Een afgewende teloorgang
Zowel de Romeinse tempelruïnes als de stad werden in de loop der tijden niet gespaard van allerlei onheil en natuurrampen. De eerste donkere wolken pakten zich reeds samen onder de regering van keizer Constantijn de Grote (272-337) toen in het Romeinse Rijk het christendom begon te gedijen. Toen tegen het einde van de vierde eeuw keizer Theodosius (346-395) het christendom officieel tot staatsreligie verhief, werden op zijn bevel alle “heidense” tempels gesloten en leeggeroofd. Zo werden de altaren en architecturale ornamenten uit de tempel van Jupiter gebruikt voor de bouw van een basilica waarvan de restanten van de apsis nog zichtbaar zijn naast de vroegere Jupitertempel.

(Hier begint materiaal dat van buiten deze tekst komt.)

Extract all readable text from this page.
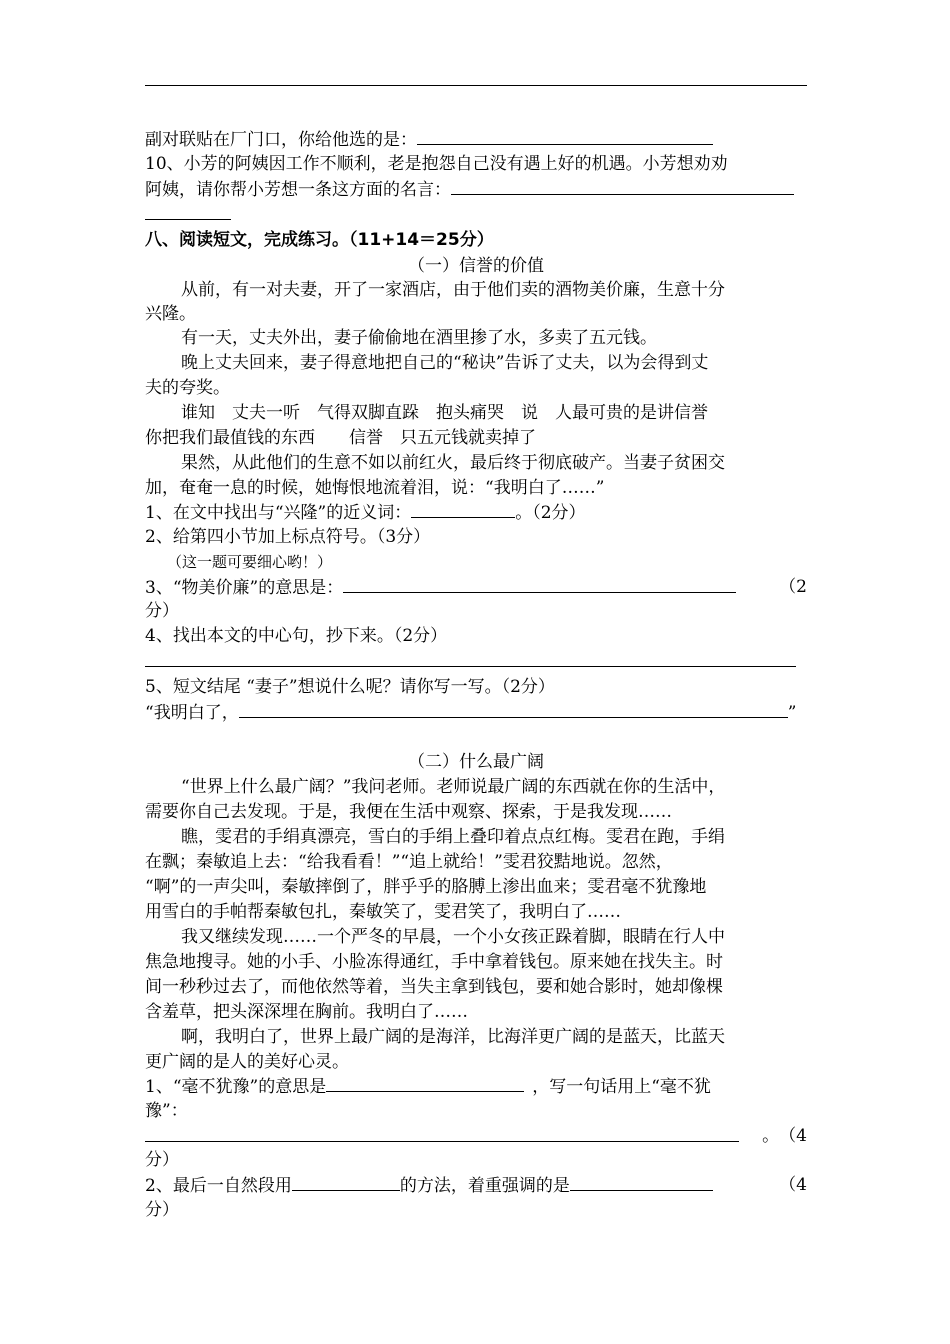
副对联贴在厂门口，你给他选的是：
10、小芳的阿姨因工作不顺利，老是抱怨自己没有遇上好的机遇。小芳想劝劝
阿姨，请你帮小芳想一条这方面的名言：
八、阅读短文，完成练习。（11+14＝25分）
（一）信誉的价值
从前，有一对夫妻，开了一家酒店，由于他们卖的酒物美价廉，生意十分
兴隆。
有一天，丈夫外出，妻子偷偷地在酒里掺了水，多卖了五元钱。
晚上丈夫回来，妻子得意地把自己的“秘诀”告诉了丈夫，以为会得到丈
夫的夸奖。
谁知　丈夫一听　气得双脚直跺　抱头痛哭　说　人最可贵的是讲信誉
你把我们最值钱的东西　　信誉　只五元钱就卖掉了
果然，从此他们的生意不如以前红火，最后终于彻底破产。当妻子贫困交
加，奄奄一息的时候，她悔恨地流着泪，说：“我明白了……”
1、在文中找出与“兴隆”的近义词：	。（2分）
2、给第四小节加上标点符号。（3分）
（这一题可要细心哟！）
3、“物美价廉”的意思是：	（2
分）
4、找出本文的中心句，抄下来。（2分）
5、短文结尾 “妻子”想说什么呢？请你写一写。（2分）
“我明白了，	”
（二）什么最广阔
“世界上什么最广阔？”我问老师。老师说最广阔的东西就在你的生活中，
需要你自己去发现。于是，我便在生活中观察、探索，于是我发现……
瞧，雯君的手绢真漂亮，雪白的手绢上叠印着点点红梅。雯君在跑，手绢
在飘；秦敏追上去：“给我看看！”“追上就给！”雯君狡黠地说。忽然，
“啊”的一声尖叫，秦敏摔倒了，胖乎乎的胳膊上渗出血来；雯君毫不犹豫地
用雪白的手帕帮秦敏包扎，秦敏笑了，雯君笑了，我明白了……
我又继续发现……一个严冬的早晨，一个小女孩正跺着脚，眼睛在行人中
焦急地搜寻。她的小手、小脸冻得通红，手中拿着钱包。原来她在找失主。时
间一秒秒过去了，而他依然等着，当失主拿到钱包，要和她合影时，她却像棵
含羞草，把头深深埋在胸前。我明白了……
啊，我明白了，世界上最广阔的是海洋，比海洋更广阔的是蓝天，比蓝天
更广阔的是人的美好心灵。
1、“毫不犹豫”的意思是	，写一句话用上“毫不犹
豫”：
。　（4
分）
2、最后一自然段用	的方法，着重强调的是	（4
分）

In de zevende eeuw werd de stad door de Arabieren veroverd en in 748 grotendeels verwoest door troepen van de Omajjadenkalief Marvan Ibn Muhammad. De stad, net zoals trouwens de gehele regio, kreeg het nadien tijdens de opeenvolgende kruistochten vaak ook zwaar te verduren en tot overmaat van ramp richtte in 1759 een grote aardbeving veel schade aan. De historische site werd uiteindelijk eind negentiende eeuw van een zekere ondergang gered door een team Duitse archeologen onder leiding van Robert Koldewey (1855-1925). Gedurende vijf jaar verrichtte dit team opgravingen en verzamelde het artefacten en overblijfselen uit het tempelcomplex. De meeste teruggevonden voorwerpen zijn te bezichtigen in het plaatselijk museum op de site of in het Nationaal Archeologisch Museum van Beiroet.
Baalbek nu
Heden ten dage is de stad niet alleen bekend omwille van haar tempelruïnes, maar ook vanwege de talrijke muziekfestivals die er voornamelijk tijdens de zomermaanden plaatsvinden. Baalbek is echter ook al lang een bolwerk van de sjiitische Hezbollah-beweging die er uitgesproken anti-Israëlische opvattingen op nahoudt en zowat overal het straatbeeld bepaald met posters van omgekomen strijders en foto’s van hun geestelijke leider, Hassan Nasrallah.
Boek: Columns in Baalbek – Bekaa Valley of Lebanon Journal
1 – Een adyton (letterlijk: ‘het ontoegankelijke’) is het allerheiligste deel van de cella dat enkel door priesters mag betreden worden.